A collection of our staff’s favorite tips and tricks for the culinary driver.
After breaking into the recently opened Car Café, the journalists at MSIMA threatened the kitchen staff with listing facts about diesel electric trains for several hours unless their secrets are told. Some of our personal favorite methods have been thrown in the mix as well. Enjoy and bone hapt the teeth!
Nii-San Tsuru
- Exhaust fumes can be a substitute for hickory smoke, perfect for an on-the-go barbecue!
- Melted 2000s GM dashboard plastics are a perfect soft treat for your family and their on-the-go lifestyle! They have a distinct flavor with hints of burnt chemicals and white chocolate, but are not as luxurious as melted Lexus LS460 dashboards.
- Seat cloth, especially from Nissan products, can often be removed and used as a strainer for vegetables and pasta. It is even better with the driver’s side because all the ass-sweat salts the pasta for you.
The Local NonCredible™ Mechanophile
- Used brake rotors make excellent dinner plates, and brake drums are for bowls, obviously.
- Timing belts taste the best, and little shreds of belt are a nice garnish, but don’t forget that seat leather is actually beef jerky.
- Green coolant tastes like green apple, red is cherry flavor.
This content was fact-checked and verified by a registered Coolant Schlonker
- The elites don’t want you to know this, but used motor oil can be used again when cooking, and it gets more delicious the longer it is aged.
- You can eat the metal flakes in your oil pan to boost the iron in your diet. None available? Bypass your oil filter to stock up.
- We simply can’t forget about the tastiest treat of all: the random crumbs that drop between the seat and center console. Never waste these.
Dan Verona
- A note on Tsuru’s point, GM dashboard plastics are lower in fat than Dodge plastics. They tend to absorb it from their owners.

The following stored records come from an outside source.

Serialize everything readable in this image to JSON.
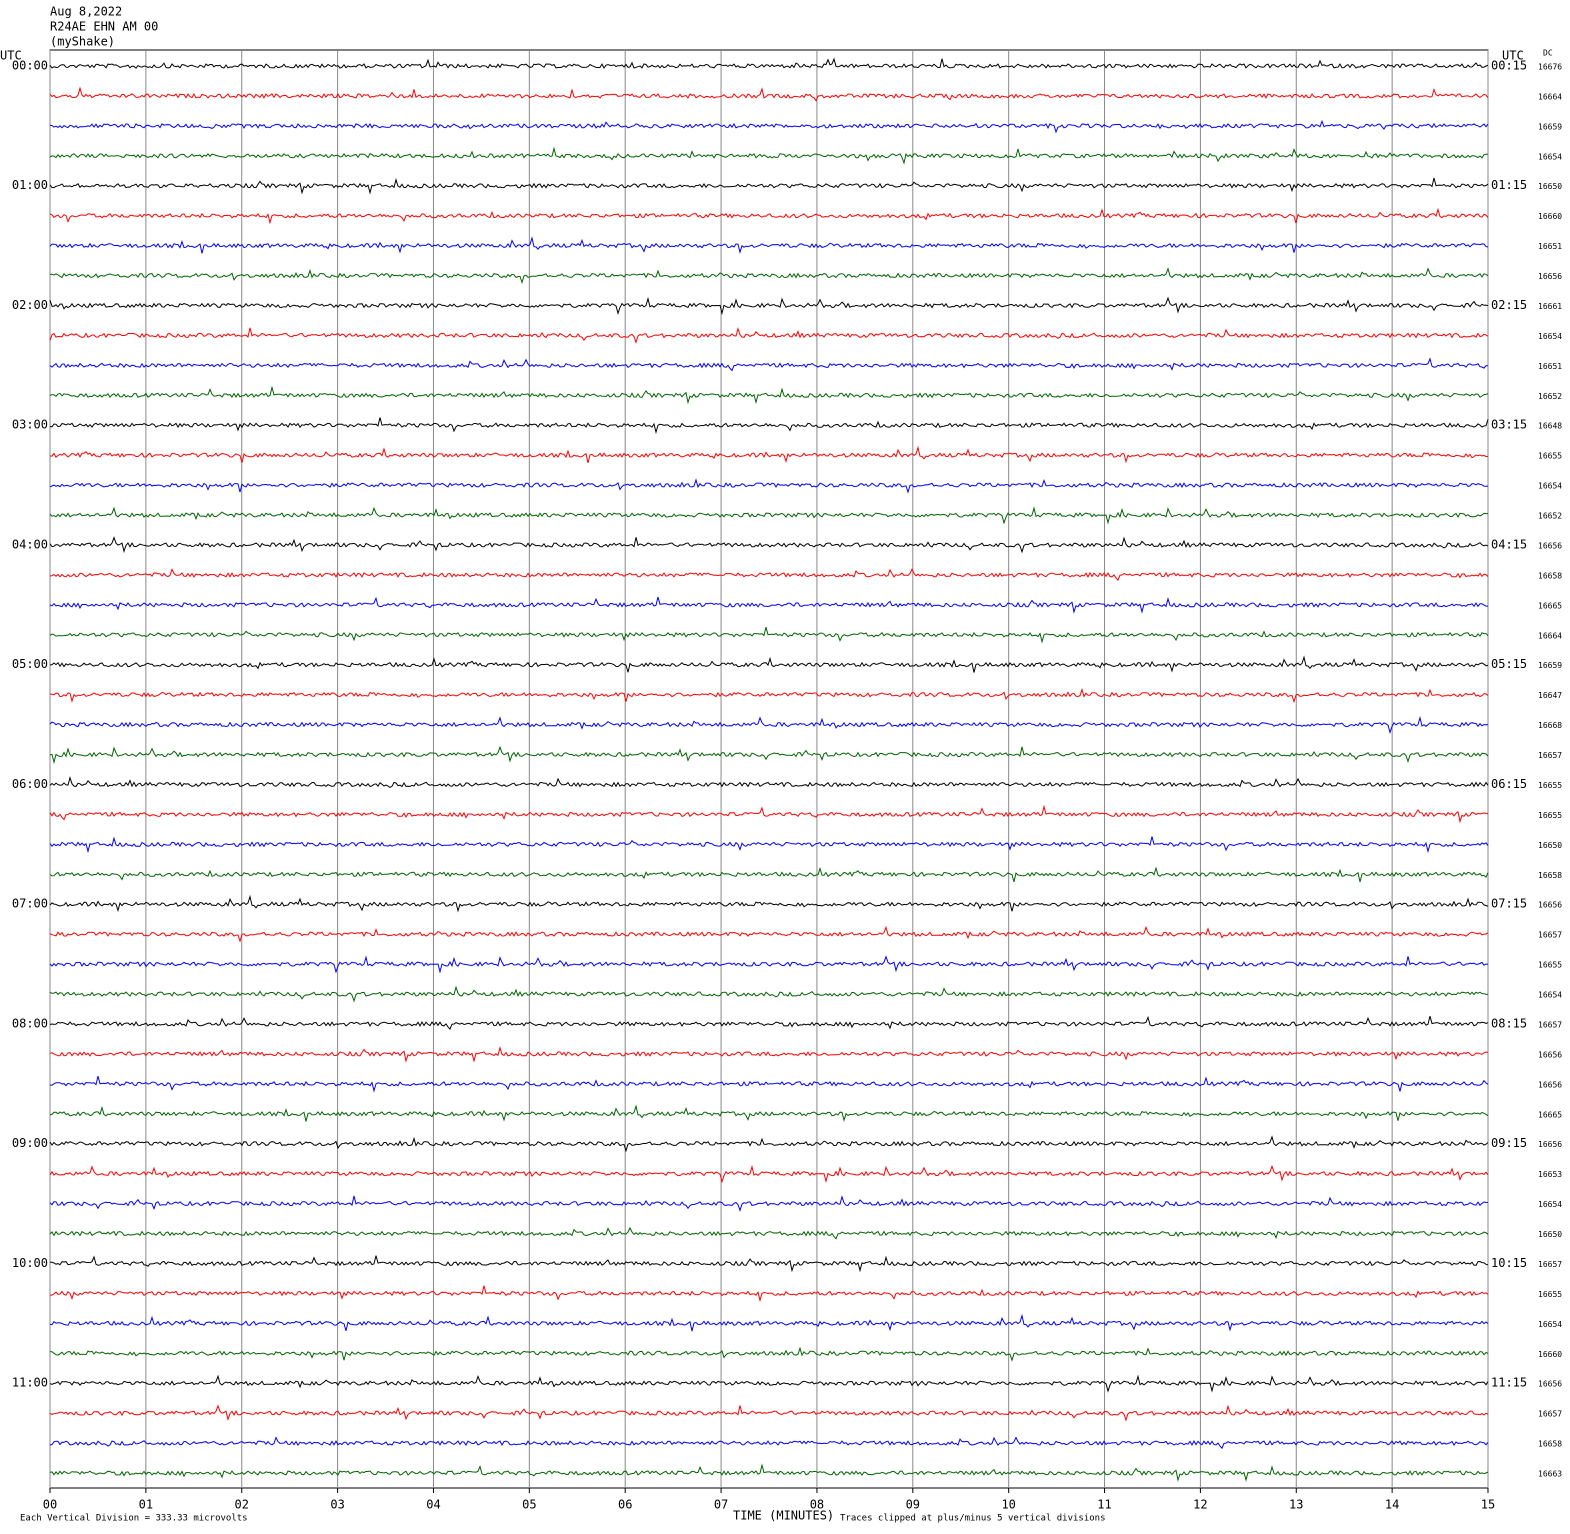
{
  "chart_data": {
    "type": "helicorder",
    "title": [
      "Aug 8,2022",
      "R24AE EHN AM 00",
      "(myShake)"
    ],
    "left_axis_title": "UTC",
    "right_axis_title": "UTC",
    "dc_title": "DC",
    "xlabel": "TIME (MINUTES)",
    "scale_note": "Each Vertical Division =  333.33 microvolts",
    "clip_note": "Traces clipped at plus/minus 5 vertical divisions",
    "xlim": [
      0,
      15
    ],
    "xticks": [
      {
        "value": 0,
        "label": "00"
      },
      {
        "value": 1,
        "label": "01"
      },
      {
        "value": 2,
        "label": "02"
      },
      {
        "value": 3,
        "label": "03"
      },
      {
        "value": 4,
        "label": "04"
      },
      {
        "value": 5,
        "label": "05"
      },
      {
        "value": 6,
        "label": "06"
      },
      {
        "value": 7,
        "label": "07"
      },
      {
        "value": 8,
        "label": "08"
      },
      {
        "value": 9,
        "label": "09"
      },
      10,
      11,
      12,
      13,
      14,
      15
    ],
    "grid": true,
    "colors": [
      "#000000",
      "#ff0000",
      "#0000ff",
      "#006400"
    ],
    "hours": [
      {
        "left": "00:00",
        "right": "00:15"
      },
      {
        "left": "01:00",
        "right": "01:15"
      },
      {
        "left": "02:00",
        "right": "02:15"
      },
      {
        "left": "03:00",
        "right": "03:15"
      },
      {
        "left": "04:00",
        "right": "04:15"
      },
      {
        "left": "05:00",
        "right": "05:15"
      },
      {
        "left": "06:00",
        "right": "06:15"
      },
      {
        "left": "07:00",
        "right": "07:15"
      },
      {
        "left": "08:00",
        "right": "08:15"
      },
      {
        "left": "09:00",
        "right": "09:15"
      },
      {
        "left": "10:00",
        "right": "10:15"
      },
      {
        "left": "11:00",
        "right": "11:15"
      }
    ],
    "dc": [
      16676,
      16664,
      16659,
      16654,
      16650,
      16660,
      16651,
      16656,
      16661,
      16654,
      16651,
      16652,
      16648,
      16655,
      16654,
      16652,
      16656,
      16658,
      16665,
      16664,
      16659,
      16647,
      16668,
      16657,
      16655,
      16655,
      16650,
      16658,
      16656,
      16657,
      16655,
      16654,
      16657,
      16656,
      16656,
      16665,
      16656,
      16653,
      16654,
      16650,
      16657,
      16655,
      16654,
      16660,
      16656,
      16657,
      16658,
      16663
    ]
  }
}
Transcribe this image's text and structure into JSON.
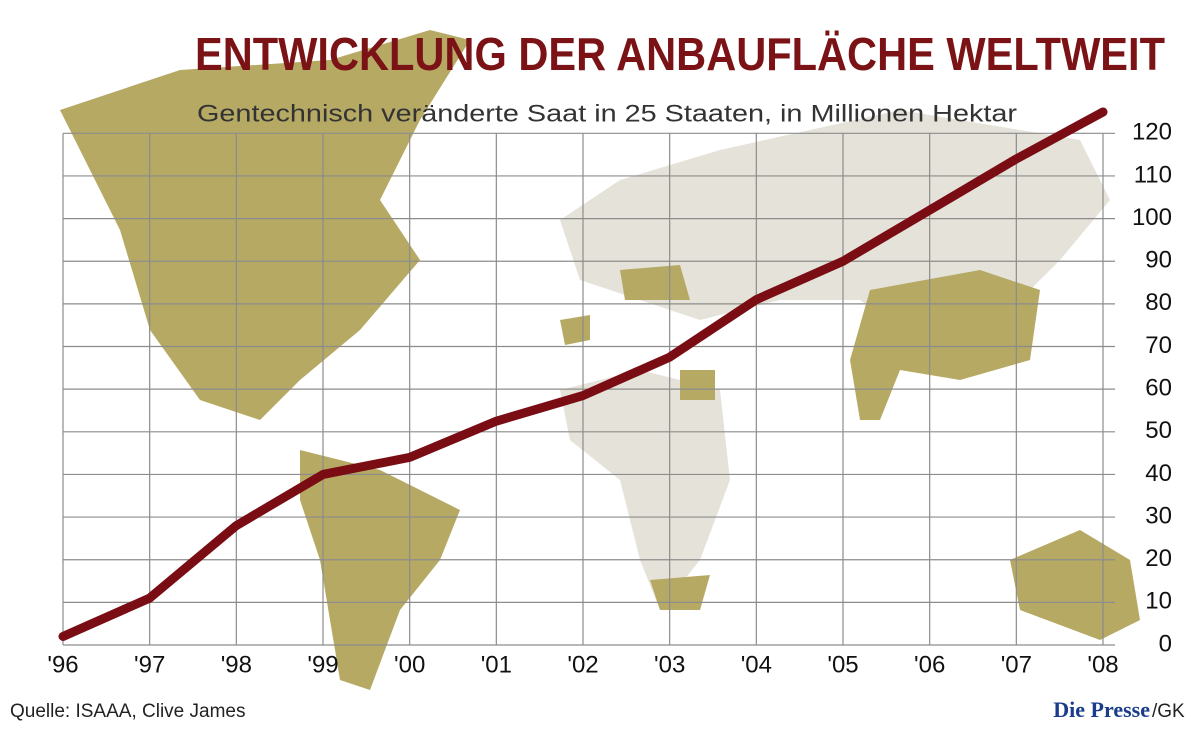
{
  "chart_data": {
    "type": "line",
    "title": "ENTWICKLUNG DER ANBAUFLÄCHE WELTWEIT",
    "subtitle": "Gentechnisch veränderte Saat in 25 Staaten, in Millionen Hektar",
    "source": "Quelle: ISAAA, Clive James",
    "logo": "Die Presse",
    "logo_suffix": "/GK",
    "categories": [
      "'96",
      "'97",
      "'98",
      "'99",
      "'00",
      "'01",
      "'02",
      "'03",
      "'04",
      "'05",
      "'06",
      "'07",
      "'08"
    ],
    "values": [
      2,
      11,
      28,
      40,
      44,
      52.5,
      58.5,
      67.5,
      81,
      90,
      102,
      114,
      125
    ],
    "color": "#7a0d14",
    "ylim": [
      0,
      125
    ],
    "yticks": [
      0,
      10,
      20,
      30,
      40,
      50,
      60,
      70,
      80,
      90,
      100,
      110,
      120
    ],
    "grid": true
  }
}
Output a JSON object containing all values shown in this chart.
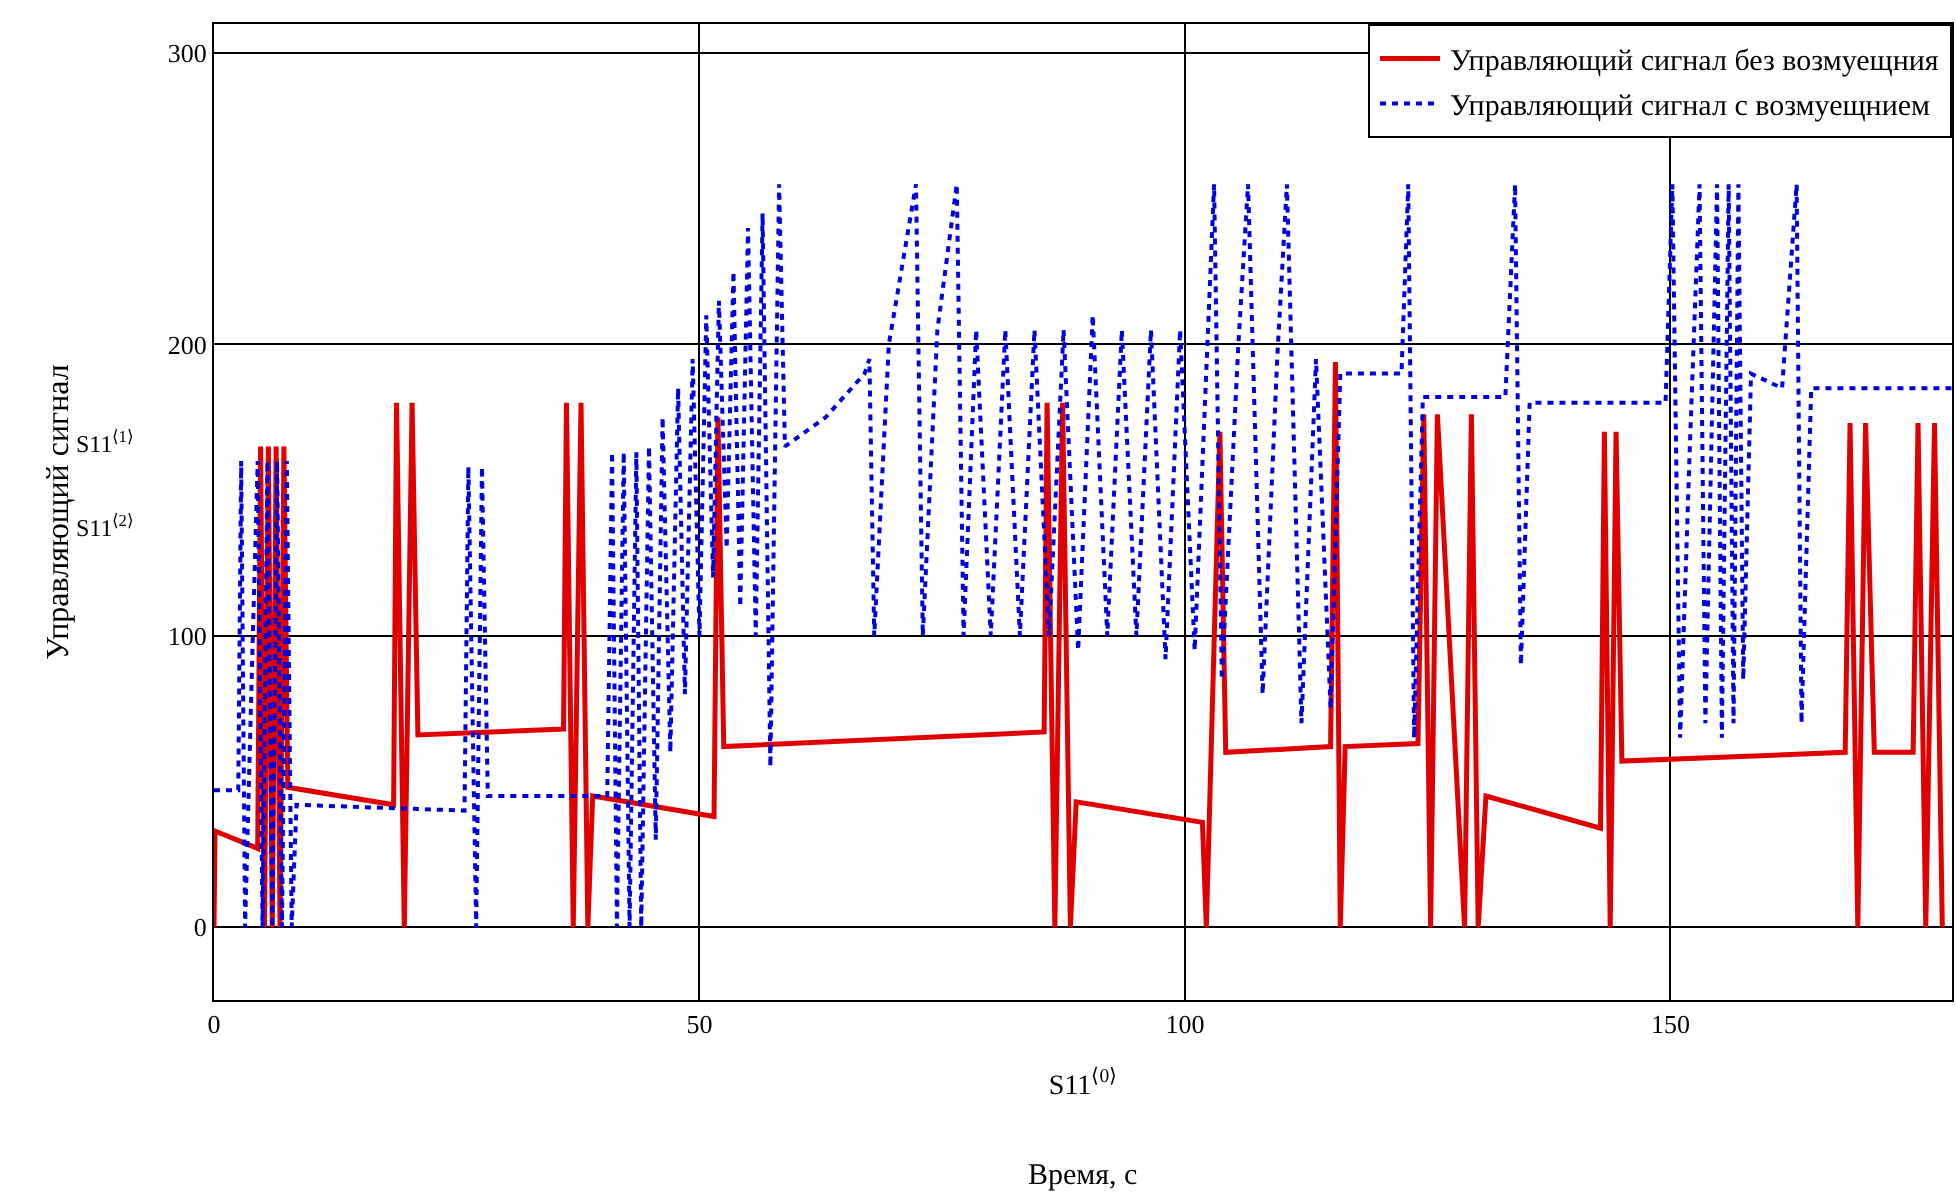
{
  "chart_data": {
    "type": "line",
    "xlabel": "S11$^{⟨0⟩}$",
    "ylabel": "Управляющий сигнал",
    "annotations": [
      "S11$^{⟨1⟩}$",
      "S11$^{⟨2⟩}$",
      "Время, с"
    ],
    "xlim": [
      0,
      179
    ],
    "ylim": [
      -25,
      310
    ],
    "xticks": [
      0,
      50,
      100,
      150
    ],
    "yticks": [
      0,
      100,
      200,
      300
    ],
    "grid": true,
    "legend": "top right",
    "series": [
      {
        "name": "Управляющий сигнал без возмуещния",
        "color": "#e00000",
        "line_style": "solid",
        "x": [
          0,
          0.1,
          4.5,
          4.8,
          5.2,
          5.6,
          6.0,
          6.4,
          6.8,
          7.2,
          7.6,
          18.5,
          18.8,
          19.6,
          20.4,
          21.0,
          36.0,
          36.3,
          37.0,
          37.8,
          38.5,
          39.0,
          51.5,
          51.9,
          52.5,
          85.5,
          85.8,
          86.6,
          87.4,
          88.2,
          88.8,
          101.8,
          102.2,
          103.6,
          104.2,
          115.0,
          115.5,
          116.0,
          116.5,
          124.0,
          124.6,
          125.3,
          126.0,
          128.8,
          129.5,
          130.2,
          131.0,
          142.8,
          143.2,
          143.8,
          144.4,
          145.0,
          168.0,
          168.5,
          169.3,
          170.1,
          171.0,
          175.0,
          175.5,
          176.3,
          177.2,
          178.0
        ],
        "values": [
          0,
          33,
          27,
          165,
          0,
          165,
          0,
          165,
          0,
          165,
          48,
          42,
          180,
          0,
          180,
          66,
          68,
          180,
          0,
          180,
          0,
          45,
          38,
          175,
          62,
          67,
          180,
          0,
          180,
          0,
          43,
          36,
          0,
          170,
          60,
          62,
          194,
          0,
          62,
          63,
          176,
          0,
          176,
          0,
          176,
          0,
          45,
          34,
          170,
          0,
          170,
          57,
          60,
          173,
          0,
          173,
          60,
          60,
          173,
          0,
          173,
          0
        ]
      },
      {
        "name": "Управляющий сигнал с возмуещнием",
        "color": "#0000e0",
        "line_style": "dotted",
        "x": [
          0,
          2.5,
          2.8,
          3.2,
          4.0,
          4.5,
          5.0,
          5.5,
          6.0,
          6.5,
          7.0,
          7.5,
          8.0,
          8.5,
          25.8,
          26.2,
          27.0,
          27.6,
          28.2,
          40.5,
          41.0,
          41.5,
          42.2,
          42.8,
          43.5,
          44.0,
          44.8,
          45.5,
          46.2,
          47.0,
          47.8,
          48.5,
          49.3,
          50.0,
          50.7,
          51.4,
          52.0,
          52.8,
          53.5,
          54.2,
          55.0,
          55.8,
          56.5,
          57.3,
          58.2,
          58.8,
          63,
          67,
          67.5,
          68,
          69.5,
          72.3,
          73,
          74.5,
          76.5,
          77.2,
          78.5,
          80,
          81.5,
          83,
          84.5,
          86,
          87.5,
          89,
          90.5,
          92,
          93.5,
          95,
          96.5,
          98,
          99.5,
          101,
          103,
          103.8,
          105.5,
          106.5,
          108,
          109.5,
          110.5,
          112,
          113.5,
          115,
          116,
          122.3,
          123,
          123.6,
          124.5,
          133,
          134,
          134.6,
          135.5,
          149.5,
          150.2,
          151,
          152,
          153,
          153.6,
          154.8,
          155.3,
          156,
          156.5,
          157,
          157.5,
          158.3,
          161.5,
          163,
          163.5,
          164.5,
          179
        ],
        "values": [
          47,
          47,
          160,
          0,
          100,
          160,
          0,
          160,
          0,
          160,
          0,
          160,
          0,
          42,
          40,
          158,
          0,
          158,
          45,
          45,
          163,
          0,
          163,
          0,
          163,
          0,
          165,
          30,
          175,
          60,
          185,
          80,
          195,
          100,
          210,
          120,
          215,
          130,
          225,
          110,
          240,
          100,
          245,
          55,
          255,
          165,
          175,
          190,
          195,
          100,
          200,
          255,
          100,
          205,
          255,
          100,
          205,
          100,
          205,
          100,
          205,
          100,
          205,
          95,
          210,
          100,
          205,
          100,
          205,
          92,
          205,
          95,
          255,
          85,
          200,
          255,
          80,
          195,
          255,
          70,
          195,
          75,
          190,
          190,
          255,
          65,
          182,
          182,
          255,
          90,
          180,
          180,
          255,
          65,
          165,
          255,
          70,
          255,
          65,
          255,
          70,
          255,
          85,
          190,
          185,
          255,
          70,
          185,
          185
        ]
      }
    ]
  }
}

- Don’t throw away your old fuel filters! They are full of usable seasoning.
- Keep your original oil filter as long as possible. This allows more flavor to build up in the liquid. “Service intervals” are a lie fabricated by Big Filter™ to boost profits.
- Your valve cover is atop the engine for easy removal and use as a baking pan. DOHC engines have the capability to bake two treats at once.
- Don’t forget, you can hang meats in your radiator as pressure cooker.
Comrade Zdzislaw
- You can use the 2-cylinder engine of a Fiat 126P as a sort of makeshift grill for a barbecue on a hot summer’s day.
- Don’t forget to add honey to the OHV engine of your Polonez, it needs it.
- You can run your Maluch on kerosene, vodka or lighter fluid, and yes it’s actually possible as a “scientist” in South Australia found out.
- You can use your car to drive across town and buy an Orlen hot dog.
Monty
- Vegan leather does not taste the same. You’re better off eating that recycled cardboard material in the i3.
- The wax used on composites molds can be a substitute for slices of aged cheese
- Rerouting the coolant circuit can act as a wonderful purée machine
- The concoction of fluid fluids that leak out of a stationary BMW comprise the essential oils to make the elixir of life.